Purpose: We investigated whether the preemptive use of gabapentin, a structural analogue of gamma amino butyric acid could reduce postoperative pain and fentanyl consumption in patients after single-level lumbar discoidectomy.

Methods: Fifty-six ASA I and II patients were randomly allocated into two equal groups to receive either gabapentin 300 mg or placebo two hours before surgery. After surgery, the pain was assessed on a visual analogue scale (VAS) at intervals of 0-6, 6-12, 12-18, and 18-24 hr at rest. Total fentanyl consumption in the first 24 hr after surgery was also recorded.
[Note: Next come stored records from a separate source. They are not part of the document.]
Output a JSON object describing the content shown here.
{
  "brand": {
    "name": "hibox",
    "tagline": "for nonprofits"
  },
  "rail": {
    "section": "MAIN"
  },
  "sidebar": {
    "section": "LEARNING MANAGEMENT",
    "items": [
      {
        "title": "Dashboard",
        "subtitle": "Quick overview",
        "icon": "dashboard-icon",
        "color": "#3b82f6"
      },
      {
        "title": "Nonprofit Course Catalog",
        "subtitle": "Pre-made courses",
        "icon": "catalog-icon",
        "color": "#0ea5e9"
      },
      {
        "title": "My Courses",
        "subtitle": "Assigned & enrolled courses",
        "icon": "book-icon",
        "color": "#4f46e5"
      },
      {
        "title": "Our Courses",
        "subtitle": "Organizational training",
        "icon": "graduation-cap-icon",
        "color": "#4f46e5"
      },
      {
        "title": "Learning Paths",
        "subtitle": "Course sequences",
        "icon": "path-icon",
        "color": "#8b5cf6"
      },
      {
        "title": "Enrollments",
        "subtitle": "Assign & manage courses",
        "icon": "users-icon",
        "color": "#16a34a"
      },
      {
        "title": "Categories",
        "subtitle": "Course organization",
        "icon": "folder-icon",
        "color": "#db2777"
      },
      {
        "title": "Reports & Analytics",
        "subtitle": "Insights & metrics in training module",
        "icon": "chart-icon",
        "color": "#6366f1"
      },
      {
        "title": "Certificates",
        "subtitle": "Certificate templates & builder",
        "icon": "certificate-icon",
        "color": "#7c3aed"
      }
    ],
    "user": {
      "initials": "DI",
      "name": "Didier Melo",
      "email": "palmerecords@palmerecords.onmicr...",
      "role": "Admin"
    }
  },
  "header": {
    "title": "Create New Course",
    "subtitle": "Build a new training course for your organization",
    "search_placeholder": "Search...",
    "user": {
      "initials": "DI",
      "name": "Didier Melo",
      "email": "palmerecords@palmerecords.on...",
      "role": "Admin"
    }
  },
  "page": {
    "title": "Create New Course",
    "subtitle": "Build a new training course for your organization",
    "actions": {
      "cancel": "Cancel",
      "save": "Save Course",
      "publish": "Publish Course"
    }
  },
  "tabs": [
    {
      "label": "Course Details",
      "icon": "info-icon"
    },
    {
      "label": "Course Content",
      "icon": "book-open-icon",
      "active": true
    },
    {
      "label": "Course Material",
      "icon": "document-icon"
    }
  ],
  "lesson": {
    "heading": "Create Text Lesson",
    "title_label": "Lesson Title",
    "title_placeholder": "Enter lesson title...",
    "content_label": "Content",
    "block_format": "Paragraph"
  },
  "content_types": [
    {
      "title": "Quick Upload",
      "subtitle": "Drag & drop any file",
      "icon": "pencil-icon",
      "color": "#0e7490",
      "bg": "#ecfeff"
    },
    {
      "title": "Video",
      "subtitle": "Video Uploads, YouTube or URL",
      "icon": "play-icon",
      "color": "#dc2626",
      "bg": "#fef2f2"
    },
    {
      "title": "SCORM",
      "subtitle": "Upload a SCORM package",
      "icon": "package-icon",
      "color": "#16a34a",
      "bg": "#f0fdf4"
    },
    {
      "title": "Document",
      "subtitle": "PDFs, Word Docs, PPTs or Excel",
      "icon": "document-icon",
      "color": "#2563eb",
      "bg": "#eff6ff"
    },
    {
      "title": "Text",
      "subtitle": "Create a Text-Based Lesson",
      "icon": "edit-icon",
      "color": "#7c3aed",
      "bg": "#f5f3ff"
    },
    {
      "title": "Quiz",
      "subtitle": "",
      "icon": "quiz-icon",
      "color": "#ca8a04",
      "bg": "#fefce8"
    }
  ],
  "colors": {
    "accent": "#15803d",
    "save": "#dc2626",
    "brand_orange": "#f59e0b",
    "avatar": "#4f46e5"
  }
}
Fentanyl 2 mug.kg(-1) intravenously was used to treat postoperative pain on patients' demand.

Results: Patients in the gabapentin group had significantly lower VAS scores at all time intervals of 0-6, 6-12, 12-18, and 18-24 hr than those in the placebo group (3.5 +/- 2.3, 3.2 +/- 2.1, 1.8 +/- 1.7, 1.2 +/- 1.3 vs 6.1 +/- 1.7, 4.4 +/- 1.2, 3.3 +/- 1.1, 2.1 +/- 1.2; P < 0.05). The total fentanyl consumed after surgery in the first 24 hr in the gabapentin group (233.5 +/- 141.9, mean + SD) was significantly less than in the placebo group (359.6 +/- 104.1; P < 0.05).

Conclusion: Preemptive gabapentin 300 mg po significantly decreases the severity of pain postoperatively in patients who undergo single-level lumbar discoidectomy.